Select Technologies Limited, a wholly owned subsidiary of Air Link Communication Limited, plans to raise Rs. 2.489 billion through an initial public offering (IPO). The company aims to expand its technology manufacturing operations across Pakistan. Moreover, regulators have approved the public offering and its proposed structure.
The Securities and Exchange Commission of Pakistan and the Pakistan Stock Exchange approved the issuance of 88.89 million ordinary shares. The offering represents 10 percent of the company’s post-IPO paid-up capital. The company will conduct the IPO through the book-building method.
IPO Structure and Subscription Timeline
Select Technologies will offer 66.67 million shares to institutional and eligible investors through book building. These shares represent 75 percent of the total offering.
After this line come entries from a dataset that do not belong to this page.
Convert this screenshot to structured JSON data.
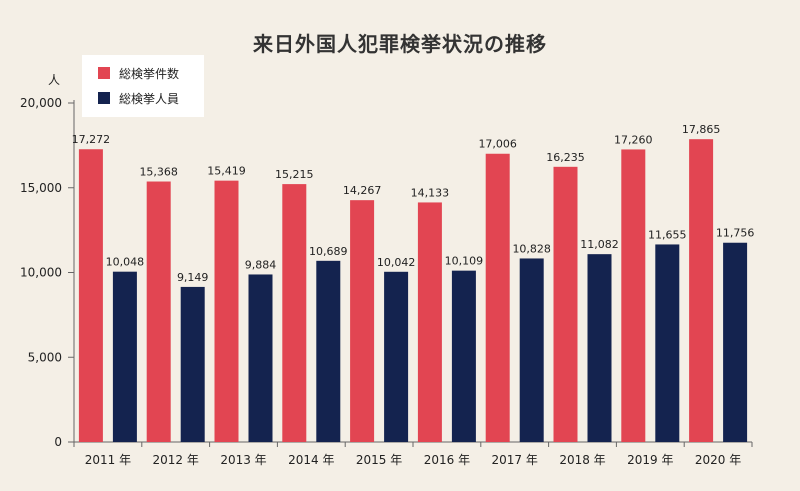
{
  "title": "来日外国人犯罪検挙状況の推移",
  "chart_data": {
    "type": "bar",
    "title": "来日外国人犯罪検挙状況の推移",
    "ylabel": "人",
    "xlabel": "",
    "ylim": [
      0,
      20000
    ],
    "yticks": [
      "0",
      "5,000",
      "10,000",
      "15,000",
      "20,000"
    ],
    "ytick_values": [
      0,
      5000,
      10000,
      15000,
      20000
    ],
    "categories": [
      "2011 年",
      "2012 年",
      "2013 年",
      "2014 年",
      "2015 年",
      "2016 年",
      "2017 年",
      "2018 年",
      "2019 年",
      "2020 年"
    ],
    "series": [
      {
        "name": "総検挙件数",
        "color": "#e24552",
        "values": [
          17272,
          15368,
          15419,
          15215,
          14267,
          14133,
          17006,
          16235,
          17260,
          17865
        ],
        "labels": [
          "17,272",
          "15,368",
          "15,419",
          "15,215",
          "14,267",
          "14,133",
          "17,006",
          "16,235",
          "17,260",
          "17,865"
        ]
      },
      {
        "name": "総検挙人員",
        "color": "#14234f",
        "values": [
          10048,
          9149,
          9884,
          10689,
          10042,
          10109,
          10828,
          11082,
          11655,
          11756
        ],
        "labels": [
          "10,048",
          "9,149",
          "9,884",
          "10,689",
          "10,042",
          "10,109",
          "10,828",
          "11,082",
          "11,655",
          "11,756"
        ]
      }
    ],
    "grid": false,
    "legend_position": "top-left"
  }
}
The floor price stands at Rs. 28 per share, while the maximum bid price reaches Rs. 42.
Meanwhile, the remaining 22.22 million shares will be available for retail investors. The retail portion has received full underwriting. Registration for eligible investors will run from June 17 to June 23. Furthermore, the book-building process will take place on June 22 and June 23. Public subscription will open on July 2 and continue until July 3.
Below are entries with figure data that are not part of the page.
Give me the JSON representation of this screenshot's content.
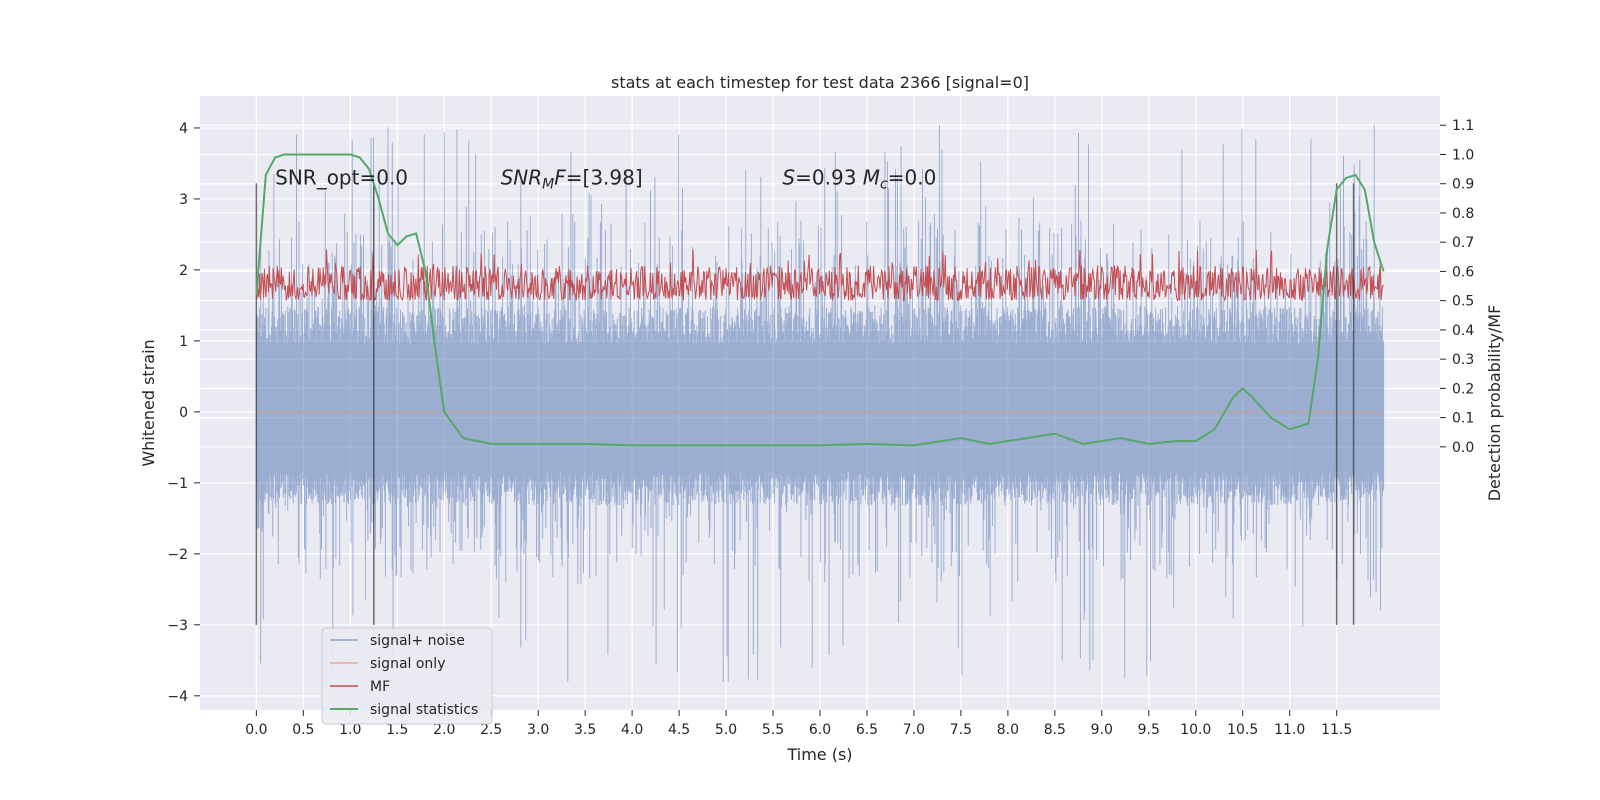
{
  "chart_data": {
    "type": "line",
    "title": "stats at each timestep for test data 2366 [signal=0]",
    "xlabel": "Time (s)",
    "ylabel": "Whitened strain",
    "ylabel_right": "Detection probability/MF",
    "xlim": [
      -0.6,
      12.6
    ],
    "ylim": [
      -4.2,
      4.45
    ],
    "ylim_right": [
      -0.9,
      1.2
    ],
    "x_ticks": [
      "0.0",
      "0.5",
      "1.0",
      "1.5",
      "2.0",
      "2.5",
      "3.0",
      "3.5",
      "4.0",
      "4.5",
      "5.0",
      "5.5",
      "6.0",
      "6.5",
      "7.0",
      "7.5",
      "8.0",
      "8.5",
      "9.0",
      "9.5",
      "10.0",
      "10.5",
      "11.0",
      "11.5"
    ],
    "y_ticks": [
      -4,
      -3,
      -2,
      -1,
      0,
      1,
      2,
      3,
      4
    ],
    "y_ticks_right": [
      "0.0",
      "0.1",
      "0.2",
      "0.3",
      "0.4",
      "0.5",
      "0.6",
      "0.7",
      "0.8",
      "0.9",
      "1.0",
      "1.1"
    ],
    "grid": true,
    "legend_position": "lower-left",
    "annotations": [
      {
        "x": 0.2,
        "y": 3.3,
        "text": "SNR_opt=0.0",
        "math": false
      },
      {
        "x": 2.6,
        "y": 3.3,
        "parts": [
          {
            "t": "SNR",
            "i": true
          },
          {
            "t": "M",
            "i": true,
            "sub": true
          },
          {
            "t": "F",
            "i": true
          },
          {
            "t": "=[3.98]",
            "i": false
          }
        ]
      },
      {
        "x": 5.6,
        "y": 3.3,
        "parts": [
          {
            "t": "S",
            "i": true
          },
          {
            "t": "=0.93   ",
            "i": false
          },
          {
            "t": "M",
            "i": true
          },
          {
            "t": "c",
            "i": true,
            "sub": true
          },
          {
            "t": "=0.0",
            "i": false
          }
        ]
      }
    ],
    "vertical_lines": [
      {
        "x": 0.0,
        "y0": -3.0,
        "y1": 3.22
      },
      {
        "x": 1.25,
        "y0": -3.0,
        "y1": 3.22
      },
      {
        "x": 11.5,
        "y0": -3.0,
        "y1": 3.22
      },
      {
        "x": 11.68,
        "y0": -3.0,
        "y1": 3.22
      }
    ],
    "series": [
      {
        "name": "signal+ noise",
        "color": "#4c72b0",
        "kind": "noise",
        "x_range": [
          0.0,
          12.0
        ],
        "core_range": [
          -1.2,
          1.35
        ],
        "spike_max": 4.1,
        "spike_min": -3.9
      },
      {
        "name": "signal only",
        "color": "#dd8452",
        "kind": "flat",
        "x_range": [
          0.0,
          12.0
        ],
        "value": 0.0
      },
      {
        "name": "MF",
        "color": "#c44e52",
        "kind": "mf",
        "x_range": [
          0.0,
          12.0
        ],
        "range_right": [
          0.5,
          0.62
        ],
        "spike_max_right": 0.68
      },
      {
        "name": "signal statistics",
        "color": "#55a868",
        "kind": "line",
        "axis": "right",
        "x": [
          0.0,
          0.1,
          0.2,
          0.3,
          0.5,
          0.8,
          1.0,
          1.1,
          1.2,
          1.3,
          1.4,
          1.5,
          1.6,
          1.7,
          1.8,
          1.9,
          2.0,
          2.2,
          2.5,
          3.0,
          3.5,
          4.0,
          4.5,
          5.0,
          5.5,
          6.0,
          6.5,
          7.0,
          7.5,
          7.8,
          8.0,
          8.3,
          8.5,
          8.8,
          9.0,
          9.2,
          9.5,
          9.8,
          10.0,
          10.2,
          10.4,
          10.5,
          10.6,
          10.8,
          11.0,
          11.2,
          11.3,
          11.4,
          11.5,
          11.6,
          11.7,
          11.8,
          11.9,
          12.0
        ],
        "y": [
          0.52,
          0.93,
          0.99,
          1.0,
          1.0,
          1.0,
          1.0,
          0.99,
          0.95,
          0.85,
          0.73,
          0.69,
          0.72,
          0.73,
          0.6,
          0.35,
          0.12,
          0.03,
          0.01,
          0.01,
          0.01,
          0.005,
          0.005,
          0.005,
          0.005,
          0.005,
          0.01,
          0.005,
          0.03,
          0.01,
          0.02,
          0.035,
          0.045,
          0.01,
          0.02,
          0.03,
          0.01,
          0.02,
          0.02,
          0.06,
          0.17,
          0.2,
          0.17,
          0.1,
          0.06,
          0.08,
          0.3,
          0.68,
          0.88,
          0.92,
          0.93,
          0.88,
          0.7,
          0.6
        ]
      }
    ]
  }
}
Company Plans Major Manufacturing Expansion
The company will use the IPO proceeds to establish an air conditioner manufacturing facility in Lahore’s Sundar Green Special Economic Zone. It will also expand television production capacity and invest in smartphone manufacturing equipment. Additionally, part of the funds will support working capital requirements.
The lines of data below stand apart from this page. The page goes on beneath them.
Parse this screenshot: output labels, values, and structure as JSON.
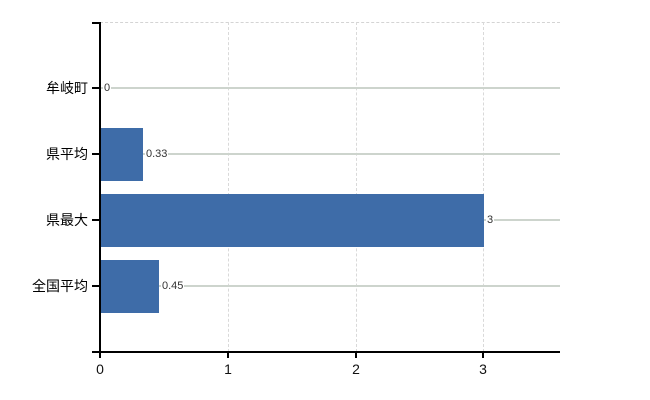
{
  "chart_data": {
    "type": "bar",
    "orientation": "horizontal",
    "title": "",
    "xlabel": "",
    "ylabel": "",
    "legend": "none",
    "grid": "on",
    "categories": [
      "牟岐町",
      "県平均",
      "県最大",
      "全国平均"
    ],
    "values": [
      0,
      0.33,
      3,
      0.45
    ],
    "value_labels": [
      "0",
      "0.33",
      "3",
      "0.45"
    ],
    "x_ticks": [
      "0",
      "1",
      "2",
      "3"
    ],
    "x_tick_values": [
      0,
      1,
      2,
      3
    ],
    "xlim": [
      0,
      3.6
    ],
    "colors": {
      "bar": "#3e6ca8",
      "h_gridline": "#cdd4cd",
      "v_gridline": "#d9d9d9",
      "top_border": "#d4d4d4",
      "axis": "#000000",
      "category_label": "#000000",
      "tick_label": "#111111",
      "value_label": "#333333",
      "background": "#ffffff"
    }
  }
}
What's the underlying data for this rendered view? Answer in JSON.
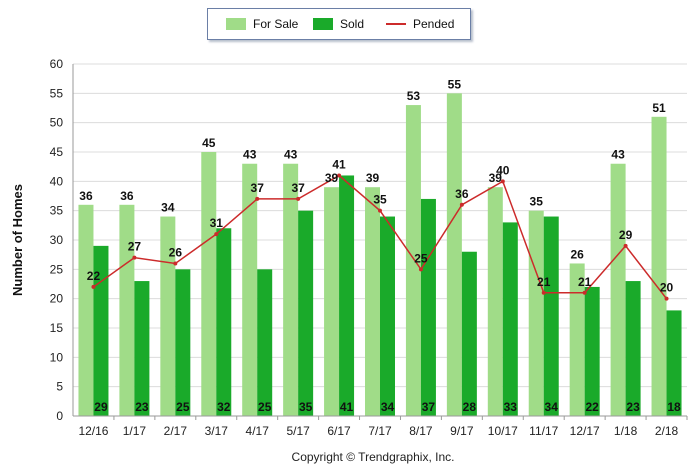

Select Technologies assembles smartphones, smart televisions, air conditioners, and consumer appliances for global brands, including Xiaomi and Hisense. The company currently holds a 15.5 percent share of Pakistan’s smartphone assembly market. During fiscal year 2025, it produced 7.7 percent of all mobile devices manufactured nationwide.
Following the expansion, annual production capacity will reach seven million smartphones, 360,000 televisions, and 400,000 air conditioners. The new facility will also receive income tax exemptions until fiscal year 2035. Arif Habib Limited and Intermarket Securities Limited will jointly manage the IPO.